La chiave di volta nella gestione e nel successo della terapia contro
obesità e sovrappeso sta tutta qui: «L’esperienza della persona è la
base fondamentale per il successo del percorso di cura. Ascoltarla e
comprenderla con empatia e coinvolgimento anche umano, oltre che
professionale, è indispensabile per gestire la malattia, per trovare
insieme un percorso di cura che tenga conto della personale storia del
paziente e che ne rispetti valori e convinzioni».

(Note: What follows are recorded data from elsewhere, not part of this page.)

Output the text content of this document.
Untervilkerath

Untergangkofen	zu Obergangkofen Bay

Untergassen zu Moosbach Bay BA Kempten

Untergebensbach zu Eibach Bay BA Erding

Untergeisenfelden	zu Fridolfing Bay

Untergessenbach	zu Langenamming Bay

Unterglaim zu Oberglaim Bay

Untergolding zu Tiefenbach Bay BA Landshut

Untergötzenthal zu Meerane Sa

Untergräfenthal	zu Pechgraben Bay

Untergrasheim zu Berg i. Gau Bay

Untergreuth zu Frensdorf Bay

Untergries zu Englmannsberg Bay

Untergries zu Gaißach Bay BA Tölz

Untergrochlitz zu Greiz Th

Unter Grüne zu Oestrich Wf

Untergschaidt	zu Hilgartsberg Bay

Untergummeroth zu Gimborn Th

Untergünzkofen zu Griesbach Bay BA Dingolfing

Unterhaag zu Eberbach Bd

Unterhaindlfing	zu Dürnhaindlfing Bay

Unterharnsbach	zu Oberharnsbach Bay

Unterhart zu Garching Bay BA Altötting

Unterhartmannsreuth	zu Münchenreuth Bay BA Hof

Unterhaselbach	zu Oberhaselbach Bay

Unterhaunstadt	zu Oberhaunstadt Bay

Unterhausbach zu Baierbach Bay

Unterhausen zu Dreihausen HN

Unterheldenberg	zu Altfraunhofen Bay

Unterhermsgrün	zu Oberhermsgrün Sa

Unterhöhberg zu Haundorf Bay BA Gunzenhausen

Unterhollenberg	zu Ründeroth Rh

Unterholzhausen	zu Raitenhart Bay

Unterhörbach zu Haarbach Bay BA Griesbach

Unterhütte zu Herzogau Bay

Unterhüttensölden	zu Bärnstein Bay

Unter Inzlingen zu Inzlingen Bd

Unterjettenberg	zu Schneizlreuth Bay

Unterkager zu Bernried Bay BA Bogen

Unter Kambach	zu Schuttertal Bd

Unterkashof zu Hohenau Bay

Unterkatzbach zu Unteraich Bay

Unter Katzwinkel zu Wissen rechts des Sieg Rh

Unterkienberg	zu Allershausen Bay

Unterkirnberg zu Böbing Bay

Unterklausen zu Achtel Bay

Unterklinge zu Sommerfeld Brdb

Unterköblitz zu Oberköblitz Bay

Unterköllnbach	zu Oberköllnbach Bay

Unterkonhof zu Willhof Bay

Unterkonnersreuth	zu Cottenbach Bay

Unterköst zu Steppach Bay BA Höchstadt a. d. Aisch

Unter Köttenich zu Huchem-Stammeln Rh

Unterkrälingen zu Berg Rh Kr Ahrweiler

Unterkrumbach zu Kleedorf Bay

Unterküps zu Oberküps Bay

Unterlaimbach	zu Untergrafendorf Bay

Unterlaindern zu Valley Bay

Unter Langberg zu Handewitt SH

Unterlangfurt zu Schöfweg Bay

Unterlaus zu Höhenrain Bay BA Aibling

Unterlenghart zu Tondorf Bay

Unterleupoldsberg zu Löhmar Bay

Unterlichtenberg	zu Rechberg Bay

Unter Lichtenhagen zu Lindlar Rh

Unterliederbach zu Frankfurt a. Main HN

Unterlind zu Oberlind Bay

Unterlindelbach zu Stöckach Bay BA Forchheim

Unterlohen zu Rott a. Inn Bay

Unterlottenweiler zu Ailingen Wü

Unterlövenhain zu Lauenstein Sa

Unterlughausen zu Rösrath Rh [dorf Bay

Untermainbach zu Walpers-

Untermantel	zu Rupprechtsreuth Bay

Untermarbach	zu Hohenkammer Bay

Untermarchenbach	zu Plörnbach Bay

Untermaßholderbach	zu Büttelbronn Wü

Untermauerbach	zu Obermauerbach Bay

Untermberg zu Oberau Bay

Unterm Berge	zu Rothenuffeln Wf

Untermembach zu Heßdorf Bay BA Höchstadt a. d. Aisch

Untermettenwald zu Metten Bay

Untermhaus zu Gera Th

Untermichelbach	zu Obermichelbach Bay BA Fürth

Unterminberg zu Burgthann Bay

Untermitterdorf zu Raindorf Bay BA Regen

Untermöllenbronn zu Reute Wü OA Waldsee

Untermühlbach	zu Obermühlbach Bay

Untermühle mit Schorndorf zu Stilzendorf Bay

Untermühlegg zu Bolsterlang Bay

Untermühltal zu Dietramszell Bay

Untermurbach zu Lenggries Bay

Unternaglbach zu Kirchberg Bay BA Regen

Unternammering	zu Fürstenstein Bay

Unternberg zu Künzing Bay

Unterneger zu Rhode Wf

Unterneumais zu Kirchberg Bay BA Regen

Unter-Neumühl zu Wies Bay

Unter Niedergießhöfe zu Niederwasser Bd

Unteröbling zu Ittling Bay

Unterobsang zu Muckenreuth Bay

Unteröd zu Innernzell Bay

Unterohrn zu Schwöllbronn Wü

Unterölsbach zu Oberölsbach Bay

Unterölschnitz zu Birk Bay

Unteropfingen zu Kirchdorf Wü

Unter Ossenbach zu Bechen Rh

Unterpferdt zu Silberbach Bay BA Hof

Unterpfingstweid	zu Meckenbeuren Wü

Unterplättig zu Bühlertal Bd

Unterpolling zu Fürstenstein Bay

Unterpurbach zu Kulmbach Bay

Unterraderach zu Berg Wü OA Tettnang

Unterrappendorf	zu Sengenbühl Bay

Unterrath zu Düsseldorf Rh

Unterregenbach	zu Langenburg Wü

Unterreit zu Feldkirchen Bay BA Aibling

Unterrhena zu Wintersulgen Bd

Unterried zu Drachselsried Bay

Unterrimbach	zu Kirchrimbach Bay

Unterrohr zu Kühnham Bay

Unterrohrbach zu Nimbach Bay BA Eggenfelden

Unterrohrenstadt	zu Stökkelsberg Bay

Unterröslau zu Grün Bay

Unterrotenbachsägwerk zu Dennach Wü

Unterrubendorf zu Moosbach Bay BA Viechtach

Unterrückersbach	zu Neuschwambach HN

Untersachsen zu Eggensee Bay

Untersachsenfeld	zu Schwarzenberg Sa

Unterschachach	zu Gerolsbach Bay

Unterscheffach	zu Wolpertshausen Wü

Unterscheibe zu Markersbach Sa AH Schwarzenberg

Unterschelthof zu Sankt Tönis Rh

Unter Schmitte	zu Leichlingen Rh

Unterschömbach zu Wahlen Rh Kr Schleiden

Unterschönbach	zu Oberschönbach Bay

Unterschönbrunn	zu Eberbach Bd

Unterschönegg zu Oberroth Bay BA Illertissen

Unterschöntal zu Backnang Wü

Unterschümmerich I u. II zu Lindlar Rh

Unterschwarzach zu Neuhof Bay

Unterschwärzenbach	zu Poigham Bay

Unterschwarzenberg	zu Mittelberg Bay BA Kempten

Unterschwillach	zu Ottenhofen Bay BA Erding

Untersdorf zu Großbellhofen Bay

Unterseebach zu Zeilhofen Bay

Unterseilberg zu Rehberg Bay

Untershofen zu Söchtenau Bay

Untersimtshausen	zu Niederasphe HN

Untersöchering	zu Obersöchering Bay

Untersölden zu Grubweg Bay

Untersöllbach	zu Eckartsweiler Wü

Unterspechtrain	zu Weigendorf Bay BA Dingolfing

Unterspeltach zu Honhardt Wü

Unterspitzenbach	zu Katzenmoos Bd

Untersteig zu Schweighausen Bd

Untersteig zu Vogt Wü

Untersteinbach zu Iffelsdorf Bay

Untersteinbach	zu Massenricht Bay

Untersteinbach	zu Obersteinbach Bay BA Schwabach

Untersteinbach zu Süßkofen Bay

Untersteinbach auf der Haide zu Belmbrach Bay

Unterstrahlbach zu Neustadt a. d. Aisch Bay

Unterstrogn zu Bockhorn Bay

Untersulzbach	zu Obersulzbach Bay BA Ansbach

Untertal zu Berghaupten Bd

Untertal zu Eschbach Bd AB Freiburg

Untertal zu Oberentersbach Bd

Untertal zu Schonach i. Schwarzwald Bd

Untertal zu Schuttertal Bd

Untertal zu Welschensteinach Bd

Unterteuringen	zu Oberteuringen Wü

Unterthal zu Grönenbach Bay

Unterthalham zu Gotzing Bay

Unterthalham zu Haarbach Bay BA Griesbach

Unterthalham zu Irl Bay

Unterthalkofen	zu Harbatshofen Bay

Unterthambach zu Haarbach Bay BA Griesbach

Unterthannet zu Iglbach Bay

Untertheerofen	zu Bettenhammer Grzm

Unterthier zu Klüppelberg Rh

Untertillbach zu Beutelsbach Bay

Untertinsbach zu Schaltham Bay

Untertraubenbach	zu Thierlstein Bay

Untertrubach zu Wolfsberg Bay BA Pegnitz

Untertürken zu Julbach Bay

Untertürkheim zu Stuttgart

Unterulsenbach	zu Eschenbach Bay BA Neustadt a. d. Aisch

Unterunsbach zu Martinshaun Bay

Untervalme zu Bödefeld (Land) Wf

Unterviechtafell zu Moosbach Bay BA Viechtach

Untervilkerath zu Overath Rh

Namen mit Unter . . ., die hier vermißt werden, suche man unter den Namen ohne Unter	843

Il dialogo medico/paziente si basa sul presupposto che il primo è
l’esperto, il secondo il soggetto disinformato da educare. «Questo
funziona al Pronto Soccorso o in sala operatoria» spiega lo psicologo
«non certo nell’approccio a una patologia
complessa come l’obesità, perché qui si parla di terapie che non
possono prescindere dalle scelte comportamentali quotidiane del
paziente. C’è un approccio medico che passa dal semplice comando: il
medico ordina, il paziente obbedisce, ma in questo caso non funziona.
La gestione dell’obesità funziona solo in uno spirito di
collaborazione e responsabilizzazione.
Immaginiamo che il nostro medico ci dica “Sono esperto in questa
materia, ma anche tu lo sei. Che ne dici di lavorare insieme per
trovare soluzioni che facciano al caso tuo?”. Non sarebbe
meraviglioso?» chiede provocatorio il dottor Michael Vallis. «A mio
parere è questo l’unico modo per avviare un rapporto proficuo tra
operatore sanitario e paziente, ma purtroppo pochissimi medici lo fanno».